Auntie’s back in town, and the boys love it! She came over the other evening, and Michael, with a belly full of McDonald’s and the knowledge of his impending visit from his favorite auntie; he bounced off the walls at his tutoring session. I’m thinking it wasn’t terribly rewarding for him or Melissa.
One of Mikey and Pierce’s favorite games these days is hide-and-go-seek combined with scaring the person that they are hunting for. The thing that isn’t very effective is their understanding of the how the game works—like the hiding part. Neither of them is terribly stealth at finding a hiding place, staying put AND being quiet while the seeker seeks.

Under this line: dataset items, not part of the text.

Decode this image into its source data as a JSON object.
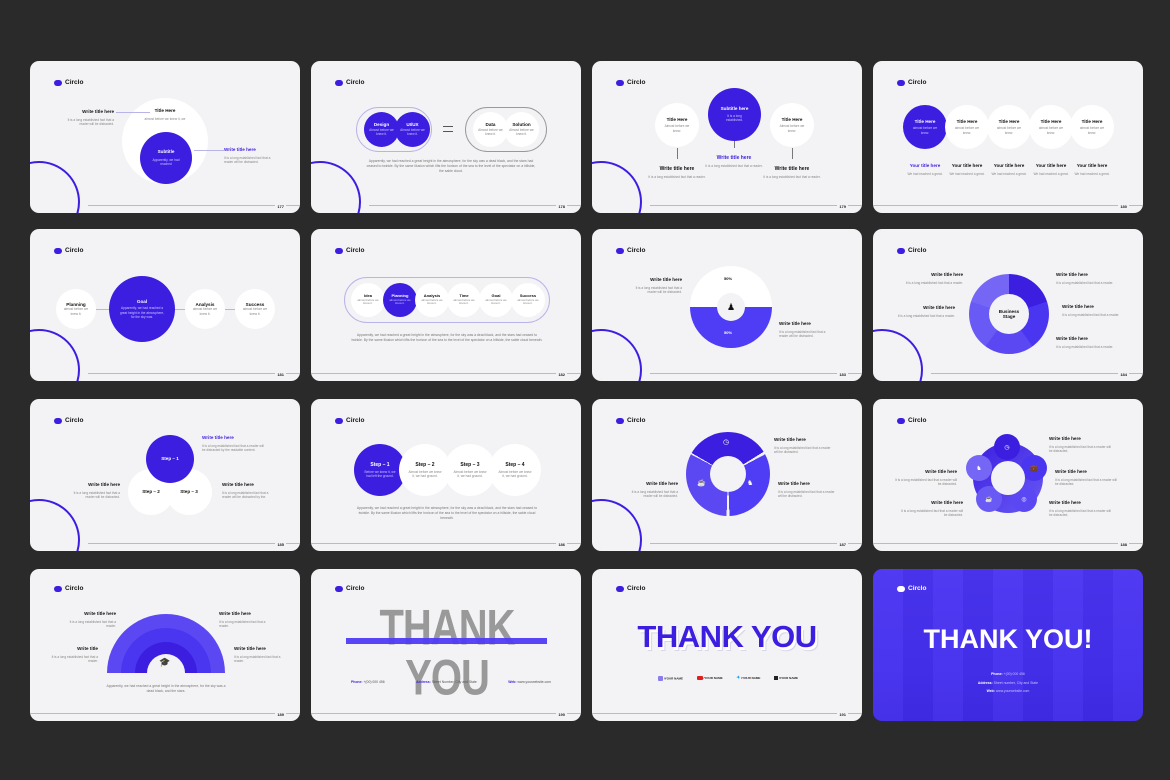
{
  "brand": {
    "name": "Circlo",
    "accent": "#3b1ee0"
  },
  "slides": [
    {
      "page": "177",
      "left": {
        "title": "Write title here",
        "text": "It is a long established fact that a reader will be distracted."
      },
      "outer": {
        "title": "Title Here",
        "text": "almost before we knew it, we"
      },
      "inner": {
        "title": "Subtitle",
        "text": "Apparently, we had reached"
      },
      "right": {
        "title": "Write title here",
        "text": "It is a long established fact that a reader will be distracted."
      }
    },
    {
      "page": "178",
      "items": [
        {
          "title": "Design",
          "text": "Almost before we knew it."
        },
        {
          "title": "UI/UX",
          "text": "Almost before we knew it."
        },
        {
          "title": "Data",
          "text": "Almost before we knew it."
        },
        {
          "title": "Solution",
          "text": "Almost before we knew it."
        }
      ],
      "paragraph": "Apparently, we had reached a great height in the atmosphere, for the sky was a dead black, and the stars had ceased to twinkle. By the same illusion which lifts the horizon of the sea to the level of the spectator on a hillside, the sable cloud."
    },
    {
      "page": "179",
      "circles": [
        {
          "title": "Title Here",
          "text": "Almost before we knew."
        },
        {
          "title": "Subtitle here",
          "text": "It is a long established."
        },
        {
          "title": "Title Here",
          "text": "Almost before we knew."
        }
      ],
      "labels": [
        {
          "title": "Write title here",
          "text": "It is a long established fact that a reader."
        },
        {
          "title": "Write title here",
          "text": "It is a long established fact that a reader."
        },
        {
          "title": "Write title here",
          "text": "It is a long established fact that a reader."
        }
      ]
    },
    {
      "page": "180",
      "circles": [
        {
          "title": "Title Here",
          "text": "almost before we knew."
        },
        {
          "title": "Title Here",
          "text": "almost before we knew."
        },
        {
          "title": "Title Here",
          "text": "almost before we knew."
        },
        {
          "title": "Title Here",
          "text": "almost before we knew."
        },
        {
          "title": "Title Here",
          "text": "almost before we knew."
        }
      ],
      "labels": [
        {
          "title": "Your title here",
          "text": "We had reached a great."
        },
        {
          "title": "Your title here",
          "text": "We had reached a great."
        },
        {
          "title": "Your title here",
          "text": "We had reached a great."
        },
        {
          "title": "Your title here",
          "text": "We had reached a great."
        },
        {
          "title": "Your title here",
          "text": "We had reached a great."
        }
      ]
    },
    {
      "page": "181",
      "items": [
        {
          "title": "Planning",
          "text": "almost before we knew it."
        },
        {
          "title": "Goal",
          "text": "Apparently, we had reached a great height in the atmosphere, for the sky was."
        },
        {
          "title": "Analysis",
          "text": "almost before we knew it."
        },
        {
          "title": "Success",
          "text": "almost before we knew it."
        }
      ]
    },
    {
      "page": "182",
      "items": [
        {
          "title": "Idea",
          "text": "almost before we knew it."
        },
        {
          "title": "Planning",
          "text": "almost before we knew it."
        },
        {
          "title": "Analysis",
          "text": "almost before we knew it."
        },
        {
          "title": "Time",
          "text": "almost before we knew it."
        },
        {
          "title": "Goal",
          "text": "almost before we knew it."
        },
        {
          "title": "Success",
          "text": "almost before we knew it."
        }
      ],
      "paragraph": "Apparently, we had reached a great height in the atmosphere, for the sky was a dead black, and the stars had ceased to twinkle. By the same illusion which lifts the horizon of the sea to the level of the spectator on a hillside, the sable cloud beneath."
    },
    {
      "page": "183",
      "top_pct": "50%",
      "bottom_pct": "50%",
      "left": {
        "title": "Write title here",
        "text": "It is a long established fact that a reader will be distracted."
      },
      "right": {
        "title": "Write title here",
        "text": "It is a long established fact that a reader will be distracted."
      }
    },
    {
      "page": "184",
      "center": "Business Stage",
      "labels": [
        {
          "title": "Write title here",
          "text": "It is a long established fact that a reader."
        },
        {
          "title": "Write title here",
          "text": "It is a long established fact that a reader."
        },
        {
          "title": "Write title here",
          "text": "It is a long established fact that a reader."
        },
        {
          "title": "Write title here",
          "text": "It is a long established fact that a reader."
        },
        {
          "title": "Write title here",
          "text": "It is a long established fact that a reader."
        }
      ]
    },
    {
      "page": "185",
      "steps": [
        "Step – 1",
        "Step – 2",
        "Step – 3"
      ],
      "labels": [
        {
          "title": "Write title here",
          "text": "It is a long established fact that a reader will be distracted by the readable content."
        },
        {
          "title": "Write title here",
          "text": "It is a long established fact that a reader will be distracted."
        },
        {
          "title": "Write title here",
          "text": "It is a long established fact that a reader will be distracted by the."
        }
      ]
    },
    {
      "page": "186",
      "steps": [
        {
          "title": "Step – 1",
          "text": "Before we knew it, we had left the ground."
        },
        {
          "title": "Step – 2",
          "text": "Almost before we knew it, we had ground."
        },
        {
          "title": "Step – 3",
          "text": "Almost before we knew it, we had ground."
        },
        {
          "title": "Step – 4",
          "text": "Almost before we knew it, we had ground."
        }
      ],
      "paragraph": "Apparently, we had reached a great height in the atmosphere, for the sky was a dead black, and the stars had ceased to twinkle. By the same illusion which lifts the horizon of the sea to the level of the spectator on a hillside, the sable cloud beneath."
    },
    {
      "page": "187",
      "labels": [
        {
          "title": "Write title here",
          "text": "It is a long established fact that a reader will be distracted."
        },
        {
          "title": "Write title here",
          "text": "It is a long established fact that a reader will be distracted."
        },
        {
          "title": "Write title here",
          "text": "It is a long established fact that a reader will be distracted."
        }
      ]
    },
    {
      "page": "188",
      "labels": [
        {
          "title": "Write title here",
          "text": "It is a long established fact that a reader will be distracted."
        },
        {
          "title": "Write title here",
          "text": "It is a long established fact that a reader will be distracted."
        },
        {
          "title": "Write title here",
          "text": "It is a long established fact that a reader will be distracted."
        },
        {
          "title": "Write title here",
          "text": "It is a long established fact that a reader will be distracted."
        },
        {
          "title": "Write title here",
          "text": "It is a long established fact that a reader will be distracted."
        }
      ]
    },
    {
      "page": "189",
      "labels": [
        {
          "title": "Write title here",
          "text": "It is a long established fact that a reader."
        },
        {
          "title": "Write title here",
          "text": "It is a long established fact that a reader."
        },
        {
          "title": "Write title",
          "text": "It is a long established fact that a reader."
        },
        {
          "title": "Write title here",
          "text": "It is a long established fact that a reader."
        }
      ],
      "paragraph": "Apparently, we had reached a great height in the atmosphere, for the sky was a dead black, and the stars."
    },
    {
      "page": "190",
      "heading": "THANK YOU",
      "contacts": [
        {
          "label": "Phone:",
          "value": "+(00) 000 456"
        },
        {
          "label": "Address:",
          "value": "Street Number, City and State"
        },
        {
          "label": "Web:",
          "value": "www.yourwebsite.com"
        }
      ]
    },
    {
      "page": "191",
      "heading": "THANK YOU",
      "socials": [
        {
          "icon": "instagram-icon",
          "label": "/YOUR NAME",
          "color": "#8a7cf0"
        },
        {
          "icon": "youtube-icon",
          "label": "/YOUR NAME",
          "color": "#e01e1e"
        },
        {
          "icon": "twitter-icon",
          "label": "/YOUR NAME",
          "color": "#1da1f2"
        },
        {
          "icon": "facebook-icon",
          "label": "/YOUR NAME",
          "color": "#222222"
        }
      ]
    },
    {
      "page": "192",
      "heading": "THANK YOU!",
      "contacts": [
        {
          "label": "Phone:",
          "value": "+(00) 000 456"
        },
        {
          "label": "Address:",
          "value": "Street number, City and State"
        },
        {
          "label": "Web:",
          "value": "www.yourwebsite.com"
        }
      ]
    }
  ]
}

So, the other day when Auntie came to play (with her sister), Mikey didn’t take “no” for an answer. After as much delaying as possible, she went off to play on his terms—no easy feat—he has tons of rules that take all the fun out of it. I think this is about how it went:
“Auntie! Let’s play Hide and Go Seek! You and Pierce go hide.” Off they went with Pierce giggling and snickering, already blowing their cover. At one point, I was sitting at the dining room table and Kathy and Pierce chose to hide behind it. As they are trying their best at being inconspicuous, I muttered that the first words out of Mikey’s mouth when he entered the room would be “Where’s Auntie.” Because, let’s face it, he really doesn’t want to look for her. True to form, that’s exactly how it played out. When that was sufficiently boring, the game evolved into: “Auntie! Let me tell you where to hide, and then I will come and find you AND scare you!” Auntie, being the good sport said “Okay.”
Here were his directives: “Okay, Auntie. Go outside in the back yard by the fence, and look at it. Don’t turn around, and I will come and scare you.” Naturally, when the CEO speaks, people listen! As she stood staring at the fence trying to tune out the sound of him galloping up behind her with the stealth of a six-year-old boy with moderate hyper-activity disorder and absolutely no self-awareness, she waited to feign startling. Then she confessed…”Mikey, you need to try to be as quiet as possible if you are going to tell someone where to hide and then sneak up behind them. Let’s try again.” With a little change of venue—she was ordered to the other end of the back yard to stare at the other fence while he snuck up on her. Taking her advice, he succeeded (sort of) in scaring her—as much as possible when the “hider” has been told all the rules of engagement and been given the itinerary. They don’t call her Auntie Good Times without good reason!